We should always be doing (the thing we want to do)
Somme examples that always get me in trouble (or at least big heated conversations)
1. Always be building: It does not matter if code was not changed, or there has been no PRs or whatever, build it. Something in your org or infra has likely changed. My argument is "I would rather have a build failure on software that is already released, than software I need to release".
2. Always be releasing: As before it does not matter if nothing changed, push out a release. Stress the system and make it go through the motions. I can't tell you how many times I have seen things fail to deploy simply because they have not attempted to do so in some long period of time.
There are more just don't have time to go into them. The point is if "you did it, and need to do it again ever in the future, then you need to continuously do it"
Consider publishing a new version of a library: you'd be bumping the version number all the time and invalidating caches, causing downstream rebuilds, for little reason. Or if clients are lazy about updating, any two clients would be unlikely to have the same version.
Or consider the case when shipping results in a software update: millions of customer client boxes wasting bandwidth downloading new releases and restarting for no reason.
Even for a web app, you are probably invalidating caches, resulting in slow page loads.
With enough work, you could probably minimize these side effects, so that releasing a new version that doesn't actually change anything is a non-event. But if you don't invalidate the caches, you're not really doing a full rebuild.
So it seems like there's a tension between doing more end-to-end testing and performance? Implementing a bunch of cache levels and then not using it seems counterproductive.
You can try and predict everything that'll happen in production, but if you have nothing to extrapolate from, e.g. because this is your very first large live event, the chances of getting that right are almost zero.
And you can't easily import that knowledge either, because your system might have very different points of failure than the ones external experts might be used to.
These would likely have completely different network connectivity and usage patterns, especially if they don't have historical data distributions to draw from because this was their first big live event.
Systemic issues causing widespread buffering isn't "user behavior". It's a problem with how Netflix is trying to distribute video. Sure some connections aren't up to the task, and that isn't something Netflix can really control unless they are looking to improve how their player falls-back to lower bitrate video, which could also be tested.
>because this was their first big live event.

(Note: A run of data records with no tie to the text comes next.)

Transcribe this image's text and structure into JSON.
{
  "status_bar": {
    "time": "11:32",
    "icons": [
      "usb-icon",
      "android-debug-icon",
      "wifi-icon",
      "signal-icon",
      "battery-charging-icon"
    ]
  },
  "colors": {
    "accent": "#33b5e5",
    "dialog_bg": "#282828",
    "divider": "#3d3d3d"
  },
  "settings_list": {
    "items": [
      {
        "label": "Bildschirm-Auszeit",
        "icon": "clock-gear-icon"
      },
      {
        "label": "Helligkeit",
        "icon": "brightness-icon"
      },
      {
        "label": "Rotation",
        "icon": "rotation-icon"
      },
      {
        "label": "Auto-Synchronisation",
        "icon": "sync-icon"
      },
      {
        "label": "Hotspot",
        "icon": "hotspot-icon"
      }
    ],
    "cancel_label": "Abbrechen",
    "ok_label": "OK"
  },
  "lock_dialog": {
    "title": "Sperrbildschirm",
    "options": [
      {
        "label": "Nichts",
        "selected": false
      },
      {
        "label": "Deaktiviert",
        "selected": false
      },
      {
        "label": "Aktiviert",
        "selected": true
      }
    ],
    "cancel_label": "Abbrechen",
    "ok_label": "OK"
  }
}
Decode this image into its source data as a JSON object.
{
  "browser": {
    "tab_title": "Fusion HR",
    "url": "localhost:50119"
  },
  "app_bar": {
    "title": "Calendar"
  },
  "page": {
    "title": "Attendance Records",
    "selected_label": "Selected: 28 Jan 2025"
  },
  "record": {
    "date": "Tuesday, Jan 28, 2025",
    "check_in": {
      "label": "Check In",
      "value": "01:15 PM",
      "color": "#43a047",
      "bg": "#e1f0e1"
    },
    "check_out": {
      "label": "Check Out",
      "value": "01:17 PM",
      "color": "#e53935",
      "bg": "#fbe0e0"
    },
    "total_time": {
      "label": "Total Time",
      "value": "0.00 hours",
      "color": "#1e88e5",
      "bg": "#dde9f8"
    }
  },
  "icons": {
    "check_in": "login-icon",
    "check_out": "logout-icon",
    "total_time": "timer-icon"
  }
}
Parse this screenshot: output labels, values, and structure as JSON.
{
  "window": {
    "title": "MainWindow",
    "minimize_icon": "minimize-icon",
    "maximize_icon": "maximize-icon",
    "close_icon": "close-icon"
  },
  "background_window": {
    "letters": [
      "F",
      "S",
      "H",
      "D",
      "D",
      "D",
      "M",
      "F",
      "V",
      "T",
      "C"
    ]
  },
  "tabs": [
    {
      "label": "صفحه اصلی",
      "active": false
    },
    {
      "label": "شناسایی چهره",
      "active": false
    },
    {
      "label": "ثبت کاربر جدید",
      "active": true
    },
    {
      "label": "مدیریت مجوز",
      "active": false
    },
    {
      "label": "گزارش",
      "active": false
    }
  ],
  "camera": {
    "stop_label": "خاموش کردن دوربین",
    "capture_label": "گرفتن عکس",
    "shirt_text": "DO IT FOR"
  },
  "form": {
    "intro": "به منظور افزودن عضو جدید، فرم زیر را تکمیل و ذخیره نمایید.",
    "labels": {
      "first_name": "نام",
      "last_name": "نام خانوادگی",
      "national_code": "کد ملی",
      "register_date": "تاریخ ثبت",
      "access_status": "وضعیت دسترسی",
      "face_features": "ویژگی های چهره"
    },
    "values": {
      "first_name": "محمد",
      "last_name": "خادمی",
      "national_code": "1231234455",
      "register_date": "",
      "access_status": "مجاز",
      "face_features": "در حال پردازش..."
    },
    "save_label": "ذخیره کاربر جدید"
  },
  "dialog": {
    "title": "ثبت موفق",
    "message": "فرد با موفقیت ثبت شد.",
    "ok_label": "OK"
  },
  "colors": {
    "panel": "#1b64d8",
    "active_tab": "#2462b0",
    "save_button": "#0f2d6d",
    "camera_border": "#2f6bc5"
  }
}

That's the point of testing. They should have already had a "big live event" that nobody paid for during automated testing. Instead they seem to have trusted that their very smart and very highly paid developers wouldn't embarrass them based on nothing more than expectations, but they failed. They could have done more rigorous "live" testing before rolling this out to the public.
> Even my small team spins up 10,000 EC2 instances on the regular.
Woah, this sounds very cool. Can you share more details?2) You're assuming whatever issue happened would have been caught by testing on generic EC2 instances in AWS. In the end these streams were going to users on tons of different platforms in lots of different network environments, most of which look nothing like an EC2 instance. Maybe there was something weird with their networking stack on TCL Roku TVs that ended up making network connections reset rapidly chewing up a lot of network resources which led to other issues. What's the EC2 instance type API name for a 55" TCL Roku TV from six years ago on a congested 2.4GHz Wireless N link?
I don't know what happened in their errors. I do know I don't have enough information to say what tests they did or did not run.
When we do these large screenshot operations, the EC2 instances are running for maybe 15 or 20 minutes total. It's not exactly cheap, but losing clients because we broke their site is something we want to avoid. The sites are hosted on a 3rd party service, and we're rate-limited by IP address, so to get this done in a reasonable amount of time we need to spin up 10,000 EC2 instances to distribute the work. We have our own software to manage the EC2 instances. It's honestly pretty simple, but effective.